Innocent Is Bliss

     The Innocents is a tale of a young governess named Miss Giddens (played by Deborah Kerr) who is called upon by an Uncle (Michael Redgrave) to take care of two young orphaned children, Flora and Miles, at Bly House. In this 1961 movie, directed by Jack Clayton and based on Henry James's 1898 The Turn of the Screw, Miss Giddens struggles with obsession and children who are possessed by evil. When the governess tries to rid the children (Martin Stephens and Pamela Franklin) of these evil creatures, tragedy strikes; and the governess is blamed.
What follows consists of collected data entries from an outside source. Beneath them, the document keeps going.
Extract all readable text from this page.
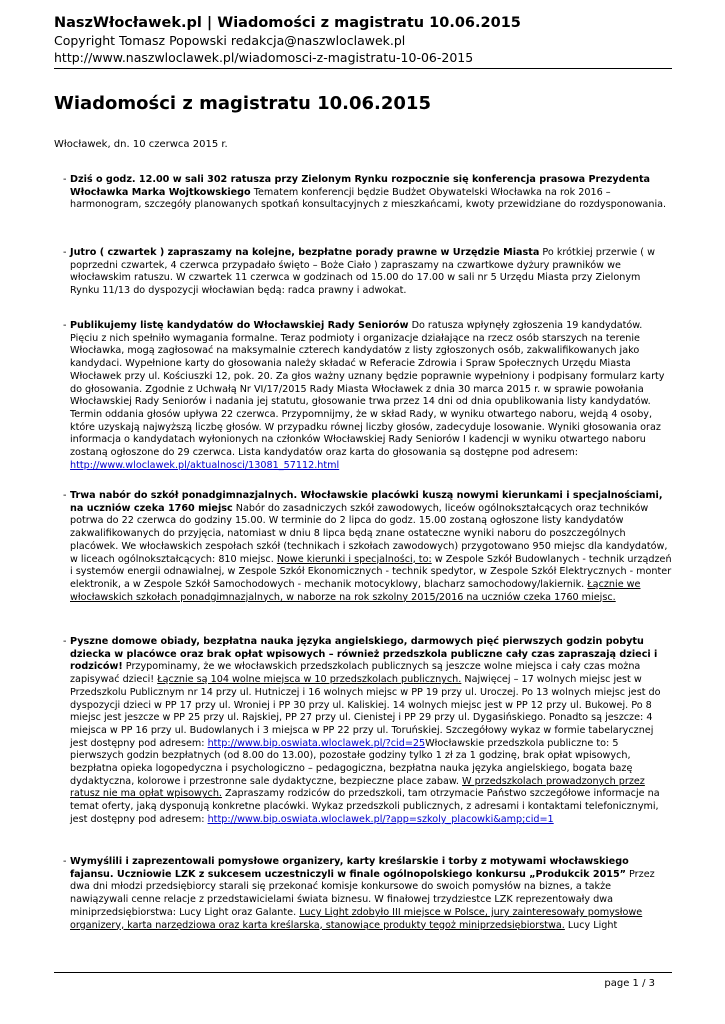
NaszWłocławek.pl | Wiadomości z magistratu 10.06.2015
Copyright Tomasz Popowski redakcja@naszwloclawek.pl
http://www.naszwloclawek.pl/wiadomosci-z-magistratu-10-06-2015
Wiadomości z magistratu 10.06.2015
Włocławek, dn. 10 czerwca 2015 r.
- Dziś o godz. 12.00 w sali 302 ratusza przy Zielonym Rynku rozpocznie się konferencja prasowa Prezydenta Włocławka Marka Wojtkowskiego Tematem konferencji będzie Budżet Obywatelski Włocławka na rok 2016 – harmonogram, szczegóły planowanych spotkań konsultacyjnych z mieszkańcami, kwoty przewidziane do rozdysponowania.
- Jutro ( czwartek ) zapraszamy na kolejne, bezpłatne porady prawne w Urzędzie Miasta Po krótkiej przerwie ( w poprzedni czwartek, 4 czerwca przypadało święto – Boże Ciało ) zapraszamy na czwartkowe dyżury prawników we włocławskim ratuszu. W czwartek 11 czerwca w godzinach od 15.00 do 17.00 w sali nr 5 Urzędu Miasta przy Zielonym Rynku 11/13 do dyspozycji włocławian będą: radca prawny i adwokat.
- Publikujemy listę kandydatów do Włocławskiej Rady Seniorów Do ratusza wpłynęły zgłoszenia 19 kandydatów. Pięciu z nich spełniło wymagania formalne. Teraz podmioty i organizacje działające na rzecz osób starszych na terenie Włocławka, mogą zagłosować na maksymalnie czterech kandydatów z listy zgłoszonych osób, zakwalifikowanych jako kandydaci. Wypełnione karty do głosowania należy składać w Referacie Zdrowia i Spraw Społecznych Urzędu Miasta Włocławek przy ul. Kościuszki 12, pok. 20. Za głos ważny uznany będzie poprawnie wypełniony i podpisany formularz karty do głosowania. Zgodnie z Uchwałą Nr VI/17/2015 Rady Miasta Włocławek z dnia 30 marca 2015 r. w sprawie powołania Włocławskiej Rady Seniorów i nadania jej statutu, głosowanie trwa przez 14 dni od dnia opublikowania listy kandydatów. Termin oddania głosów upływa 22 czerwca. Przypomnijmy, że w skład Rady, w wyniku otwartego naboru, wejdą 4 osoby, które uzyskają najwyższą liczbę głosów. W przypadku równej liczby głosów, zadecyduje losowanie. Wyniki głosowania oraz informacja o kandydatach wyłonionych na członków Włocławskiej Rady Seniorów I kadencji w wyniku otwartego naboru zostaną ogłoszone do 29 czerwca. Lista kandydatów oraz karta do głosowania są dostępne pod adresem: http://www.wloclawek.pl/aktualnosci/13081_57112.html
- Trwa nabór do szkół ponadgimnazjalnych. Włocławskie placówki kuszą nowymi kierunkami i specjalnościami, na uczniów czeka 1760 miejsc Nabór do zasadniczych szkół zawodowych, liceów ogólnokształcących oraz techników potrwa do 22 czerwca do godziny 15.00. W terminie do 2 lipca do godz. 15.00 zostaną ogłoszone listy kandydatów zakwalifikowanych do przyjęcia, natomiast w dniu 8 lipca będą znane ostateczne wyniki naboru do poszczególnych placówek. We włocławskich zespołach szkół (technikach i szkołach zawodowych) przygotowano 950 miejsc dla kandydatów, w liceach ogólnokształcących: 810 miejsc. Nowe kierunki i specjalności, to: w Zespole Szkół Budowlanych - technik urządzeń i systemów energii odnawialnej, w Zespole Szkół Ekonomicznych - technik spedytor, w Zespole Szkół Elektrycznych - monter elektronik, a w Zespole Szkół Samochodowych - mechanik motocyklowy, blacharz samochodowy/lakiernik. Łącznie we włocławskich szkołach ponadgimnazjalnych, w naborze na rok szkolny 2015/2016 na uczniów czeka 1760 miejsc.
- Pyszne domowe obiady, bezpłatna nauka języka angielskiego, darmowych pięć pierwszych godzin pobytu dziecka w placówce oraz brak opłat wpisowych – również przedszkola publiczne cały czas zapraszają dzieci i rodziców! Przypominamy, że we włocławskich przedszkolach publicznych są jeszcze wolne miejsca i cały czas można zapisywać dzieci! Łącznie są 104 wolne miejsca w 10 przedszkolach publicznych. Najwięcej – 17 wolnych miejsc jest w Przedszkolu Publicznym nr 14 przy ul. Hutniczej i 16 wolnych miejsc w PP 19 przy ul. Uroczej. Po 13 wolnych miejsc jest do dyspozycji dzieci w PP 17 przy ul. Wroniej i PP 30 przy ul. Kaliskiej. 14 wolnych miejsc jest w PP 12 przy ul. Bukowej. Po 8 miejsc jest jeszcze w PP 25 przy ul. Rajskiej, PP 27 przy ul. Cienistej i PP 29 przy ul. Dygasińskiego. Ponadto są jeszcze: 4 miejsca w PP 16 przy ul. Budowlanych i 3 miejsca w PP 22 przy ul. Toruńskiej. Szczegółowy wykaz w formie tabelarycznej jest dostępny pod adresem: http://www.bip.oswiata.wloclawek.pl/?cid=25Włocławskie przedszkola publiczne to: 5 pierwszych godzin bezpłatnych (od 8.00 do 13.00), pozostałe godziny tylko 1 zł za 1 godzinę, brak opłat wpisowych, bezpłatna opieka logopedyczna i psychologiczno – pedagogiczna, bezpłatna nauka języka angielskiego, bogata bazę dydaktyczna, kolorowe i przestronne sale dydaktyczne, bezpieczne place zabaw. W przedszkolach prowadzonych przez ratusz nie ma opłat wpisowych. Zapraszamy rodziców do przedszkoli, tam otrzymacie Państwo szczegółowe informacje na temat oferty, jaką dysponują konkretne placówki. Wykaz przedszkoli publicznych, z adresami i kontaktami telefonicznymi, jest dostępny pod adresem: http://www.bip.oswiata.wloclawek.pl/?app=szkoly_placowki&amp;cid=1
- Wymyślili i zaprezentowali pomysłowe organizery, karty kreślarskie i torby z motywami włocławskiego fajansu. Uczniowie LZK z sukcesem uczestniczyli w finale ogólnopolskiego konkursu „Produkcik 2015” Przez dwa dni młodzi przedsiębiorcy starali się przekonać komisje konkursowe do swoich pomysłów na biznes, a także nawiązywali cenne relacje z przedstawicielami świata biznesu. W finałowej trzydziestce LZK reprezentowały dwa miniprzedsiębiorstwa: Lucy Light oraz Galante. Lucy Light zdobyło III miejsce w Polsce, jury zainteresowały pomysłowe organizery, karta narzędziowa oraz karta kreślarska, stanowiące produkty tegoż miniprzedsiębiorstwa. Lucy Light
page 1 / 3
     This was one of my favorite movies this semester. In the 1960s, film had not been perfected, in my opinion, and The Innocents took a giant step towards that label. I have seen many movies in my life, but none with such camera work as The Innocents. The close-ups, fades, and angles were absolutely spectacular. The camera work in this movie made it twice as haunting as it should have been, and the sound effects/music also added to this classic horror movie.

     One of the biggest questions in this movie is whether or not Miss Giddens really saw the ghosts. Was it her imagination, or were they really there, haunting them every single day? In my opinion, the ghosts in this film were very believable. In many films one sees nowadays, ghosts are portrayed in such a different way, almost as monsters. That is not what ghosts are all about. The Innocents portrays the ghosts in a real, believable manner. They are persons, not monsters, who have come back from the dead to haunt the residents, and mainly the governess. Once she originally saw Peter Quint (Peter Wyngarde), he came back more often, and towards the middle of the movie I found myself looking for his ghost or that of Miss Jessel (Clytie Jessop) in every scene.

     The Innocents, with its incredible camera work and sensitive treatment of the lost spirits, was truly a ghost story, and Henry James could be proud of his novel portrayed as a movie.